AIMET QuantAnalyzer

Overview

The QuantAnalyzer feature, analyzes the model for quantization and points out sensitive parts/hotspots in the model. It performs following: 1. Sensitivity analysis to weight and/or activation quantization:

  • which helps user to determine which AIMET quantization technique(s) will be more beneficial for model. For example, if model is more sensitive to activation quantization, then in such scenario, PTQ techniques like Adaptive Rounding or Cross Layer Equalization might not be very helpful.

  1. Per layer analysis:
    • Per layer analysis by enabling and disabling quant wrappers (layer’s weights and activations) and export the visualization in .html plot with model performance (y-axis) vs layers (x-axis). This helps user to further pinpoint culprit layer(s)/hotspots in the model.

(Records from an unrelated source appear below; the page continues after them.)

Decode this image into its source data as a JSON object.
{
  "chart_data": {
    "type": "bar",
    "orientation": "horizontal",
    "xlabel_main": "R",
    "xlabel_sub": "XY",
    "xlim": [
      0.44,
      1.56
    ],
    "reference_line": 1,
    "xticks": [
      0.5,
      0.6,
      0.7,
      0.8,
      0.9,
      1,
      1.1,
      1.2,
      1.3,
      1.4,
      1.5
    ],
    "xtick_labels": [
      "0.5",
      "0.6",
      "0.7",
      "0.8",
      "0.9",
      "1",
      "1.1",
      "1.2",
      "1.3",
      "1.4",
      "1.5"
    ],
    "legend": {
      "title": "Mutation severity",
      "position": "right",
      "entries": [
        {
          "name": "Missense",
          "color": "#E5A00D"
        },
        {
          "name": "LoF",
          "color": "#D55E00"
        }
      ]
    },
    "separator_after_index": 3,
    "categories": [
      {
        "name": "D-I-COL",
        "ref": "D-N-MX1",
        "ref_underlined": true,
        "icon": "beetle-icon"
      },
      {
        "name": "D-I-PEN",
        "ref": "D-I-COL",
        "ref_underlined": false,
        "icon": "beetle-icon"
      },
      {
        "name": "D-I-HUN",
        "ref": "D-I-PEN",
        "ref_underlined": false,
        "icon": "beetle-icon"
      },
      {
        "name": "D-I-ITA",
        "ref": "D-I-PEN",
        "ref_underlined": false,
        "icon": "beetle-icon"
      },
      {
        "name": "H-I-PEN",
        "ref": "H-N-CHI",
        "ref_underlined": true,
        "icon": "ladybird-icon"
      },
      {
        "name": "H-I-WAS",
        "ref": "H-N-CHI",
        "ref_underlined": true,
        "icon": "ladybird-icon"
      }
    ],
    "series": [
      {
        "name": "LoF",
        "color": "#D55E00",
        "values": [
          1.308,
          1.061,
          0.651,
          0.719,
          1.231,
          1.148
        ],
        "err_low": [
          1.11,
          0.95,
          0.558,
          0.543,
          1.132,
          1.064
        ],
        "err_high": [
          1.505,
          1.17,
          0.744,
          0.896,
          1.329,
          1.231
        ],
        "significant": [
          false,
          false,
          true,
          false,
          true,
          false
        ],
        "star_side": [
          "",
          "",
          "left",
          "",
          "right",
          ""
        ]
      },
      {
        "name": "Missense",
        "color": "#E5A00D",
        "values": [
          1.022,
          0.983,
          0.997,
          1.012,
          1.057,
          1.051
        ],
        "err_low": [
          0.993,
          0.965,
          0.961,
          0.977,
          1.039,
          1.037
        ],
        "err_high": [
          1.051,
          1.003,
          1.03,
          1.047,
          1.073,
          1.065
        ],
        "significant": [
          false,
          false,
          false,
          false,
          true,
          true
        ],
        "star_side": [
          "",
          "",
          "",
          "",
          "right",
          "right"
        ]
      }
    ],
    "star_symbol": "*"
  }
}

  2. Per layer encodings min-max ranges:
    • Exports encodings min and max ranges for all layers’ weights and activations. If Per Channel Quantization (PCQ) is enabled, then it will also exports encodings min and max ranges for all the channels of layer’s weight.

  3. Per layer statistics histogram:
    • Exports histogram that represents a PDF of collected statistics by a quantizer for every quant wrappers.

  4. Per layer MSE loss:
    • Computes MSE loss between FP32 model and QuantizationSimModel for every layers and exports plot with MSE loss (y-axis) and layers (x-axis). This step requires to feed some data through both the models. Approximately 256 samples/images are sufficient.